Discussing A Most Wanted Man necessarily necessitates confronting its reality as the vessel for the final lead performance from Phillip Seymour Hoffman – perhaps the finest American male actor of his generation. His performance doesn’t dominate the film, even though Hoffman could be a dominating figure. It is a humble performance, quietly encapsulating the spirit of writer John le Carre in his brusque, somewhat brutish clipped words and shifted eyes ever-searching for humanity without ever revealing it. For, in le Carre’s world of spies, searching to identify your humanity is just about the only thing you aren’t allowed to look for.

At the end of the film, Hoffman lets it all out in a word, a word it feels like he’s been holding on to and preparing for throughout the entire film, and his entire life. It’s less an explosion, though, than an implosion, the world having bested him and taken him to his knees; Hoffman explores all the caverns of a singular curse word like excavating a cave without a rope, knowing his character is lost to the darkness and knowing not what to do but to give in to the character’s failure. Just like Hoffman, in fact, and if the actor was hurting while filming, or left a shell of a man, it shows through in what is insurmountably a walking shamble of a performance – a corpse in human clothing.

Hoffman isn’t the only corpselike figure in the film though. Director Anton Corbijn’s frosted-over style subsumes the film. His cities just feel damp, cold, and rainy; even when there’s no hint of weather, it is less a a beacon of hope than a statement to how his cities don’t even have enough life left to rain anymore. There’s a clarity and efficiency to his direction, much like le Carre’s words, but we don’t detect a storm brewing.
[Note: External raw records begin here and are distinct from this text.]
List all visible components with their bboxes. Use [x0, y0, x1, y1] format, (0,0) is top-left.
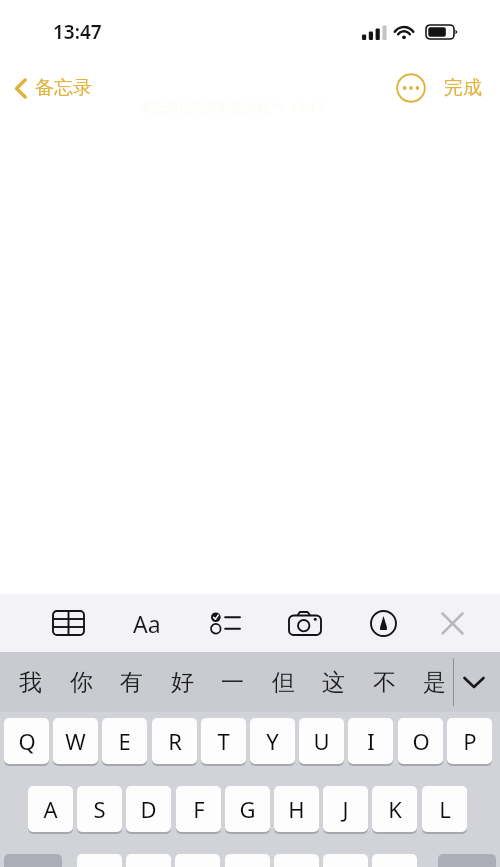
button[interactable]: 我	[6, 652, 54, 712]
button[interactable]: 备忘录	[8, 72, 98, 104]
button[interactable]: F	[176, 786, 221, 832]
staticText: 完成	[444, 76, 482, 100]
button[interactable]: 关闭键盘	[426, 597, 478, 649]
button[interactable]: I	[348, 718, 393, 764]
button[interactable]: 格式	[121, 597, 173, 649]
button[interactable]: G	[225, 786, 270, 832]
button[interactable]: 不	[360, 652, 408, 712]
button[interactable]: A	[28, 786, 73, 832]
button[interactable]: 相机	[279, 597, 331, 649]
staticText: F	[193, 794, 205, 824]
button[interactable]: K	[372, 786, 417, 832]
staticText: G	[239, 794, 256, 824]
staticText: O	[412, 726, 430, 756]
button[interactable]: 有	[107, 652, 155, 712]
button[interactable]: 字母键	[323, 854, 368, 867]
button[interactable]: 完成	[440, 72, 486, 104]
button[interactable]: 更多选项	[394, 71, 428, 105]
staticText: 一	[221, 668, 244, 697]
staticText: 这	[322, 668, 345, 697]
button[interactable]: 字母键	[126, 854, 171, 867]
button[interactable]: D	[126, 786, 171, 832]
staticText: H	[288, 794, 305, 824]
button[interactable]: L	[422, 786, 467, 832]
staticText: E	[118, 726, 131, 756]
staticText: T	[217, 726, 230, 756]
staticText: P	[463, 726, 477, 756]
button[interactable]: Shift	[4, 854, 62, 867]
button[interactable]: 字母键	[274, 854, 319, 867]
staticText: J	[342, 794, 349, 824]
button[interactable]: 你	[57, 652, 105, 712]
button[interactable]: 字母键	[77, 854, 122, 867]
staticText: 备忘录已同步到您的账户 13:47	[140, 98, 323, 116]
staticText: L	[439, 794, 451, 824]
staticText: Q	[18, 726, 36, 756]
button[interactable]: 但	[259, 652, 307, 712]
button[interactable]: 字母键	[372, 854, 417, 867]
button[interactable]: W	[53, 718, 98, 764]
staticText: 备忘录	[35, 76, 92, 100]
staticText: D	[140, 794, 157, 824]
button[interactable]: Q	[4, 718, 49, 764]
button[interactable]: 标记	[357, 597, 409, 649]
button[interactable]: E	[102, 718, 147, 764]
staticText: 好	[171, 668, 194, 697]
button[interactable]: 是	[410, 652, 458, 712]
button[interactable]: O	[398, 718, 443, 764]
staticText: W	[65, 726, 86, 756]
button[interactable]: Y	[250, 718, 295, 764]
button[interactable]: 字母键	[175, 854, 220, 867]
button[interactable]: 清单	[199, 597, 251, 649]
button[interactable]: 收起候选词	[452, 660, 496, 704]
staticText: S	[93, 794, 106, 824]
staticText: 是	[423, 668, 446, 697]
button[interactable]: R	[152, 718, 197, 764]
button[interactable]: T	[201, 718, 246, 764]
staticText: Y	[266, 726, 279, 756]
button[interactable]: 字母键	[225, 854, 270, 867]
staticText: A	[43, 794, 58, 824]
staticText: 13:47	[53, 19, 102, 45]
staticText: 有	[120, 668, 143, 697]
staticText: 你	[70, 668, 93, 697]
staticText: 不	[373, 668, 396, 697]
button[interactable]: J	[323, 786, 368, 832]
staticText: Aa	[133, 608, 161, 639]
button[interactable]: 一	[208, 652, 256, 712]
staticText: K	[388, 794, 402, 824]
button[interactable]: P	[447, 718, 492, 764]
button[interactable]: 表格	[42, 597, 94, 649]
button[interactable]: H	[274, 786, 319, 832]
staticText: 我	[19, 668, 42, 697]
button[interactable]: S	[77, 786, 122, 832]
staticText: R	[168, 726, 182, 756]
staticText: I	[367, 726, 375, 756]
button[interactable]: 这	[309, 652, 357, 712]
button[interactable]: 删除	[438, 854, 496, 867]
staticText: U	[313, 726, 330, 756]
button[interactable]: 好	[158, 652, 206, 712]
staticText: 但	[272, 668, 295, 697]
button[interactable]: U	[299, 718, 344, 764]
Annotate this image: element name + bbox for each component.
No, the storm came years ago, washed away all the life left over here, washed the mud away from a few coffins, and let the zombies rise up and walk about doing their daily shuffle.

Corbijn’s film is necessarily a clinical creature, regimented and ritualistic in habit, a work somewhat diffused of life and largely interested in keeping that way. It grazes on a chilly, almost Michael Man-esque menace, especially in the way Corbijn suffuses his deeply Germanic film with a barren emptiness. He creates a dense, animalistic conglomerate of hard-edged buildings that provide plenty of labyrinthine halls to hide in but still somehow feels empty and wide-open. As though you can hide anywhere, but someone, somewhere is still watching you.

It is a hard film to love for this reason, but an extremely easy film to appreciate and respect. It is less sensuous and metatextually critical of American action film habits than Corbijn’s The American, but on its own terms, as a chilly, deliberate exploration of a torpid man quietly searching for morality in an unflagging, mechanical system bent on that man’s destruction, it is eminently watchable, even confrontational cinema. It works, ultimately, because unlike so many films that try to play dead but still want to lay down the Oscarbait warmth, A Most Wanted Man feels like the necrotic real deal.